Я действительно верил.
Потому что чувствовал его.
— Разве психиатрия тут
может помочь, Антон Антонович? Ну, заставите меня как-то забыть
обо всем этом, перестать об этом думать, вот и все. Та же водка.
— Продолжайте, — сказал
я.
— С удовольствием, — он
даже чуть порозовел. Он заводился. И это, несмотря на всю разницу
между ним тогдашним и нынешним, снова напомнило мне, как заводил
он сам себя, токуя, будто глухарь, у нас на кухне, и начинал говорить
громче, ярче, интереснее, эмоциональнее, убежденнее... безапелляционнее...
Почти два десятка лет
промахнуло, Бож-же мой... Если бы не этот человек, сейчас мой брат
или сестра кончали бы школу.
Где не проходят литературу.
— И обратите, пожалуйста,
еще раз внимание на то, что я вас отнюдь не уговариваю воспользоваться
нашими услугами, — добавил я. И опять поймал себя на том, что в
голосе моем совершенно неуместно в беседе врача и больного звякнул
металл.
Он, явно уже готовый к
следующей тираде, запнулся.
— Простите, — проговорил
он потом. — Я действительно веду себя глупо. Знаете, как это бывает.
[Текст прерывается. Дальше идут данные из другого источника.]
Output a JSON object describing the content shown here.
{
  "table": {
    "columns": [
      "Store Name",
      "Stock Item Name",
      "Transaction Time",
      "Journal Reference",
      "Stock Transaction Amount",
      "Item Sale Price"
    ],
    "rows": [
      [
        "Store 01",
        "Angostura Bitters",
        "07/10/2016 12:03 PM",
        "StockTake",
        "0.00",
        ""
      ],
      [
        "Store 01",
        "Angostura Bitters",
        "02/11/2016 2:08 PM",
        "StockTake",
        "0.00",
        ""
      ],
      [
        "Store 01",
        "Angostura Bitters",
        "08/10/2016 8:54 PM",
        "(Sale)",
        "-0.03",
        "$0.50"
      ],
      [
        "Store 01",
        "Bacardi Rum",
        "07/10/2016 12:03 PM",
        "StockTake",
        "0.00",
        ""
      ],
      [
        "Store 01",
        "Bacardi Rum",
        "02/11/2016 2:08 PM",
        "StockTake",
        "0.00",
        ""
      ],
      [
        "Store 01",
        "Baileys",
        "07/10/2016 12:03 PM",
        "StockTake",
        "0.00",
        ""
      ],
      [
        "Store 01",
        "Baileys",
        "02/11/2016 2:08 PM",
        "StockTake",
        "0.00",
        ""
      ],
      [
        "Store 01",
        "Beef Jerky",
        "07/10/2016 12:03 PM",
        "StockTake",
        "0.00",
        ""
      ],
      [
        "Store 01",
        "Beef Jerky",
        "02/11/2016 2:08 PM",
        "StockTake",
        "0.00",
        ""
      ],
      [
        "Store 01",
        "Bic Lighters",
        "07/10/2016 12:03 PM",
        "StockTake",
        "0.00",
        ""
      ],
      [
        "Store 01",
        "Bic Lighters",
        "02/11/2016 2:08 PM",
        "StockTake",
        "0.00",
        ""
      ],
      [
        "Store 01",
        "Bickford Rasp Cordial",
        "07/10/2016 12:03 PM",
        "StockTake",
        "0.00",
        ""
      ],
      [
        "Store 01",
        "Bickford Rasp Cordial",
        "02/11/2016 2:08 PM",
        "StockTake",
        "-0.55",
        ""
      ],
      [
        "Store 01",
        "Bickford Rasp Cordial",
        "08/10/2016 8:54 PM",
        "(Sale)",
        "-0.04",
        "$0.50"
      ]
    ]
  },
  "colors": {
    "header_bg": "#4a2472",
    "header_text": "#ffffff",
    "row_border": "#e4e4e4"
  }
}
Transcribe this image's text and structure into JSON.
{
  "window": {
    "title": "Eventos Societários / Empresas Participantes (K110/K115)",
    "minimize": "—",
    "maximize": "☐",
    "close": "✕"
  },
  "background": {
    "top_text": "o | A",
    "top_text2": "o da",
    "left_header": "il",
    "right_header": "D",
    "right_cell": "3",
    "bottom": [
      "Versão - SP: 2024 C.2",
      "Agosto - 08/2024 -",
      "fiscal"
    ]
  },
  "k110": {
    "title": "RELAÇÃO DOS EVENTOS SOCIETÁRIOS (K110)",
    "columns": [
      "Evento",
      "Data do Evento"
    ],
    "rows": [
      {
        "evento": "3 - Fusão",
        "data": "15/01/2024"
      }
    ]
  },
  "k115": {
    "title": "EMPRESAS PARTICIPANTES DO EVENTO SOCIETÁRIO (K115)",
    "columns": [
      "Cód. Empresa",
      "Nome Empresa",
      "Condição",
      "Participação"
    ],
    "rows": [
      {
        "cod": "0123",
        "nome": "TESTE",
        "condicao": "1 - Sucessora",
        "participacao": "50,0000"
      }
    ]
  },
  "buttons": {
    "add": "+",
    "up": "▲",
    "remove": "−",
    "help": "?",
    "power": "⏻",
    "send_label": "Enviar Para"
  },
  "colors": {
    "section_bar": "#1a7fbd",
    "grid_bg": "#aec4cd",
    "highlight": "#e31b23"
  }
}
Хочешь быть поскромнее, но если перестарался хоть на волос — это,
наоборот, выглядит как неимоверная гордыня. Так и тут. Я все тщусь
изобразить, что отнюдь вам не навязываюсь и если вы меня пошлете
подальше, как симулянта, совершенно на вас не обижусь... а получается,
будто провоцирую вас на уговоры: нет, вы уж полечитесь у нас, будьте
так любезны... Простите. Беру ситуацию под контроль.
Однако. Это выглядело
опять-таки достойным уважения. И, самое главное, он был совершенно
искренен, я чувствовал. Я начал понимать, почему славная женщина
Алла принимала в нем такое участие. Странно, правда, что она его
сюда за ручку не привела.
И тут же я почувствовал,
что она и собиралась — Вербицкий не позволил.
— Или вот еще, — сказал
он. — Мои же коллеги-литераторы... целое движение, кажется, уже
возникло — за переход на латиницу. Доводы: сейчас, когда благодаря
компьютеризации мы и так уже в ней по уши — нам предоставлен исторический
шанс воссоединиться наконец с настоящей культурой. Реально стать
европейской нацией и страной нам никогда не даст кириллица; только
избавившись от нее, мы преодолеем барьер и выкарабкаемся из варварства.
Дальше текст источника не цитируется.